Gaunerkomödie

„Gelobt sei der kleine Betrüger“ im Kino

Der Bauunternehmer Ahmad muss wegen eines kleinen Betrugs drei Monate in den Knast, hielt er es doch für eine gute Idee, das Geld für einen Auftrag in Laptops zu investieren

Foto: Neue Visionen

Nach anfänglichem Schock gefällt es Ahmad ganz gut im Gefängnis, und er beginnt die Rundumbetreuung ein wenig zu genießen. Es ist auf jeden Fall gemütlicher als zu ­Hause, wo er sich seinen Strom illegal abzapfen muss. Auch die Mit­insassen sind nicht die harten Kerle, die er erwartet hat, sondern ebenso harmlose Betrüger wie er selbst, die irgendwie versuchen, durchs Leben zu kommen, gemeinsam Seifenopfern gucken und ein Sonnenbad im Gefängnishof genießen.
Der jordanische Regisseur Mahmoud al Massad legt eine subtile Komödie vor, die sich Gangsterfilmklischees entzieht.
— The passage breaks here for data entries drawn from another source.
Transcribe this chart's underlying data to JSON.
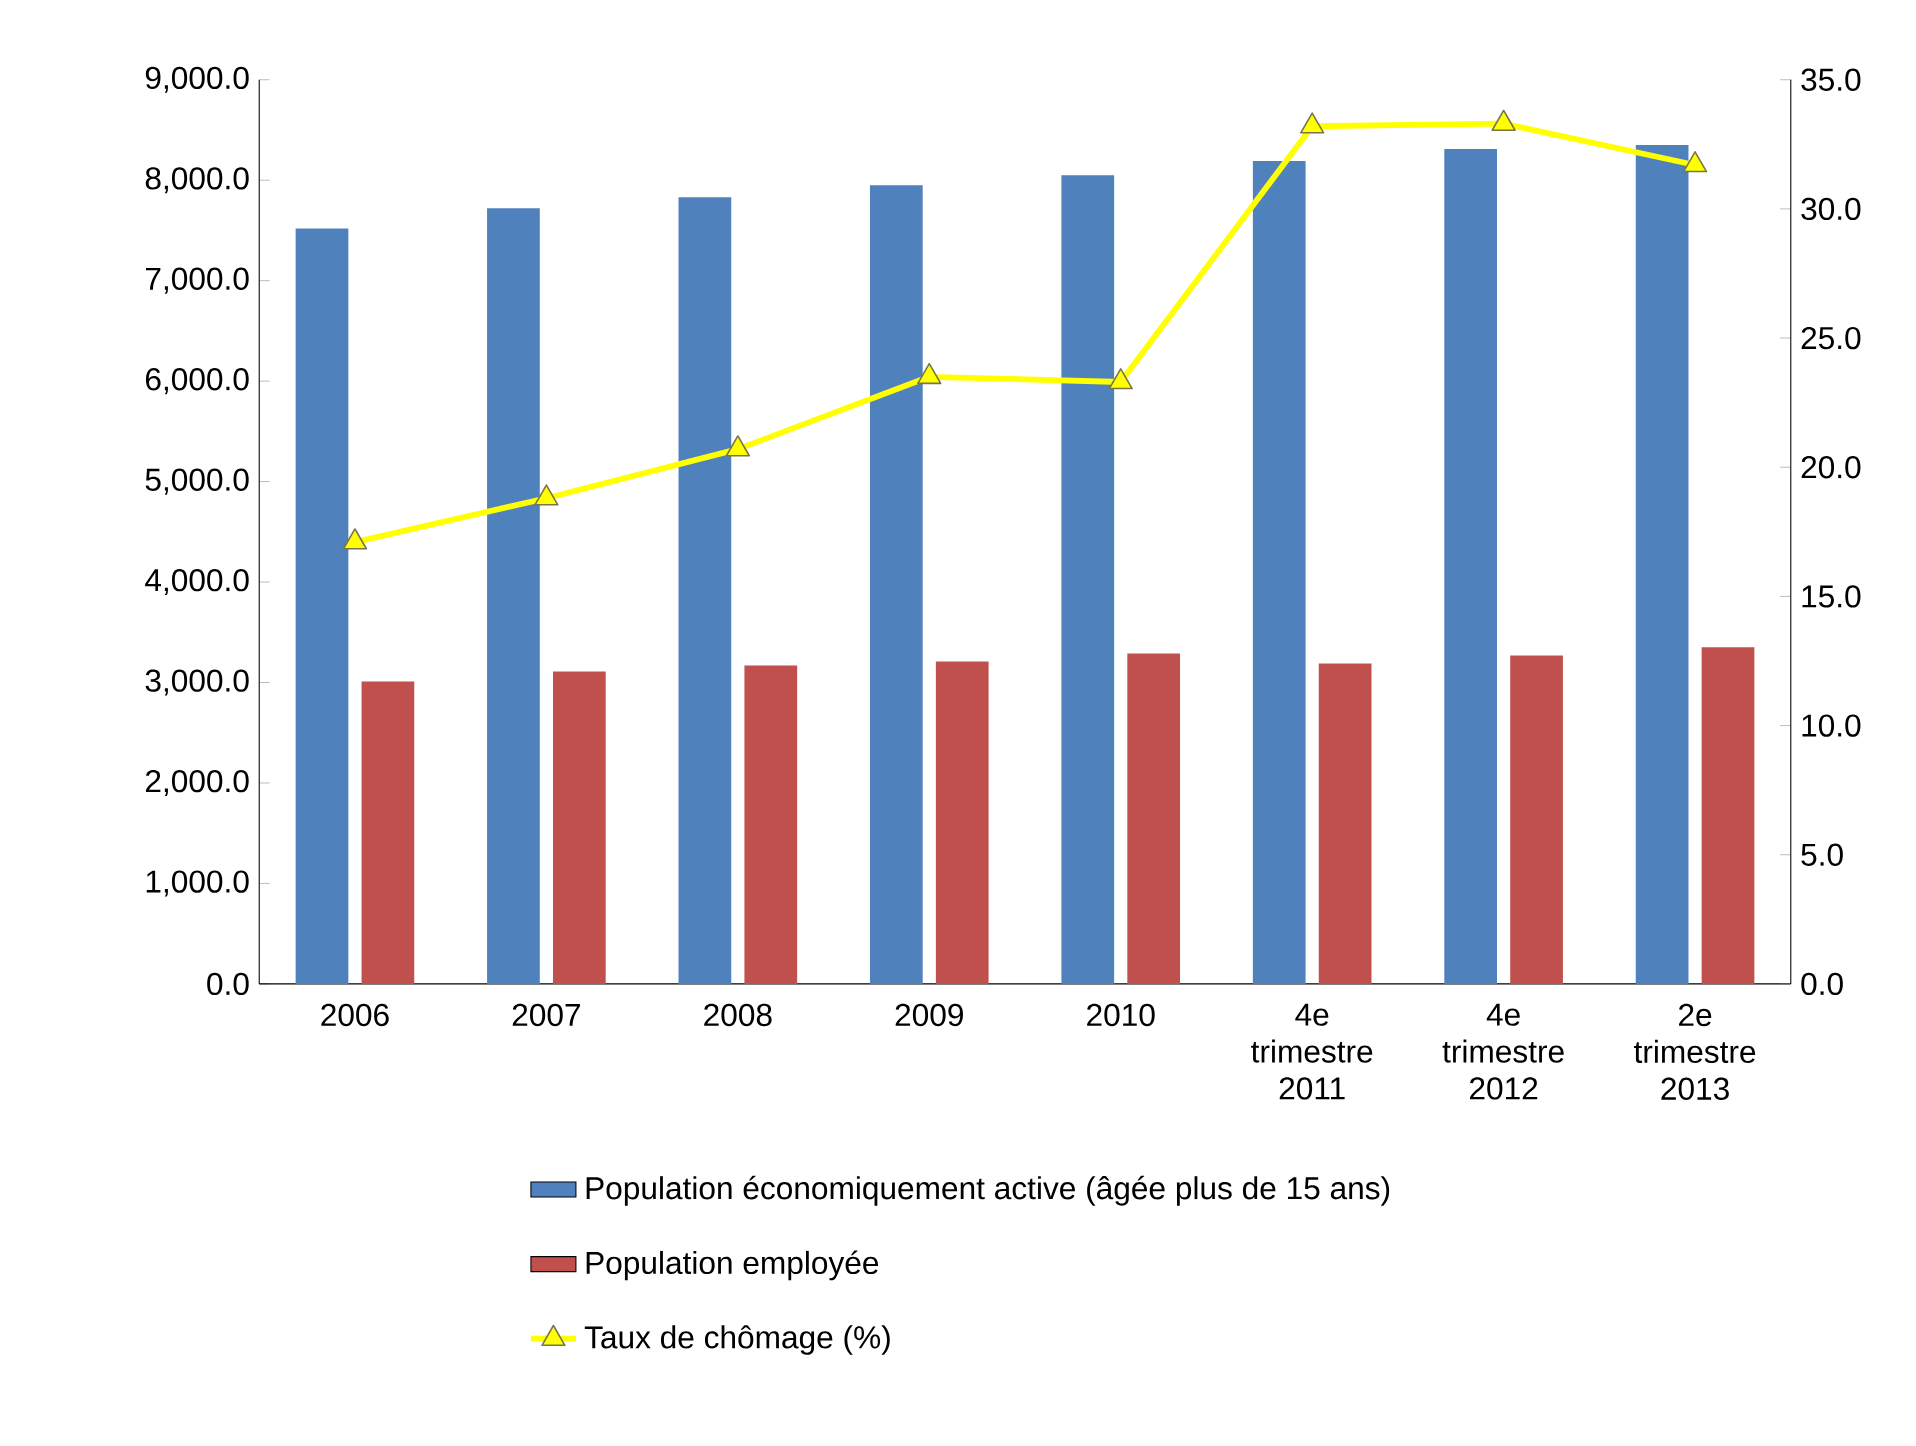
{
  "chart_data": {
    "type": "bar",
    "categories": [
      "2006",
      "2007",
      "2008",
      "2009",
      "2010",
      "4e trimestre 2011",
      "4e trimestre 2012",
      "2e trimestre 2013"
    ],
    "series": [
      {
        "name": "Population économiquement active (âgée plus de 15 ans)",
        "color": "#4f81bd",
        "values": [
          7520,
          7720,
          7830,
          7950,
          8050,
          8190,
          8310,
          8350
        ]
      },
      {
        "name": "Population employée",
        "color": "#c0504d",
        "values": [
          3010,
          3110,
          3170,
          3210,
          3290,
          3190,
          3270,
          3350
        ]
      },
      {
        "name": "Taux de chômage (%)",
        "type": "line",
        "axis": "y2",
        "color": "#ffff00",
        "marker": "triangle",
        "values": [
          17.1,
          18.8,
          20.7,
          23.5,
          23.3,
          33.2,
          33.3,
          31.7
        ]
      }
    ],
    "ylim": [
      0,
      9000
    ],
    "yticks": [
      {
        "value": 0,
        "label": "0.0"
      },
      {
        "value": 1000,
        "label": "1,000.0"
      },
      {
        "value": 2000,
        "label": "2,000.0"
      },
      {
        "value": 3000,
        "label": "3,000.0"
      },
      {
        "value": 4000,
        "label": "4,000.0"
      },
      {
        "value": 5000,
        "label": "5,000.0"
      },
      {
        "value": 6000,
        "label": "6,000.0"
      },
      {
        "value": 7000,
        "label": "7,000.0"
      },
      {
        "value": 8000,
        "label": "8,000.0"
      },
      {
        "value": 9000,
        "label": "9,000.0"
      }
    ],
    "y2lim": [
      0,
      35
    ],
    "y2ticks": [
      {
        "value": 0,
        "label": "0.0"
      },
      {
        "value": 5,
        "label": "5.0"
      },
      {
        "value": 10,
        "label": "10.0"
      },
      {
        "value": 15,
        "label": "15.0"
      },
      {
        "value": 20,
        "label": "20.0"
      },
      {
        "value": 25,
        "label": "25.0"
      },
      {
        "value": 30,
        "label": "30.0"
      },
      {
        "value": 35,
        "label": "35.0"
      }
    ],
    "legend": "bottom"
  }
}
Mit Wärme für die Figuren und leisem Humor weist der Regisseur auf Missstände wie Korruption und eine undurchschaubare Bürokratie hin. Wermutstropfen: Manchmal ist der Humor etwas zu leise und der Film etwas dröge, daran kann auch das leichtfüßige Spiel des Hauptdarstellers nichts ändern.

Blessed Benefit (OT) D/JOR/NL 2016, 83 Min., R: Mahmoud al Massad, D: Ahmad Thaher, Maher Khammash, Odai Hijazi, Start: 17.8.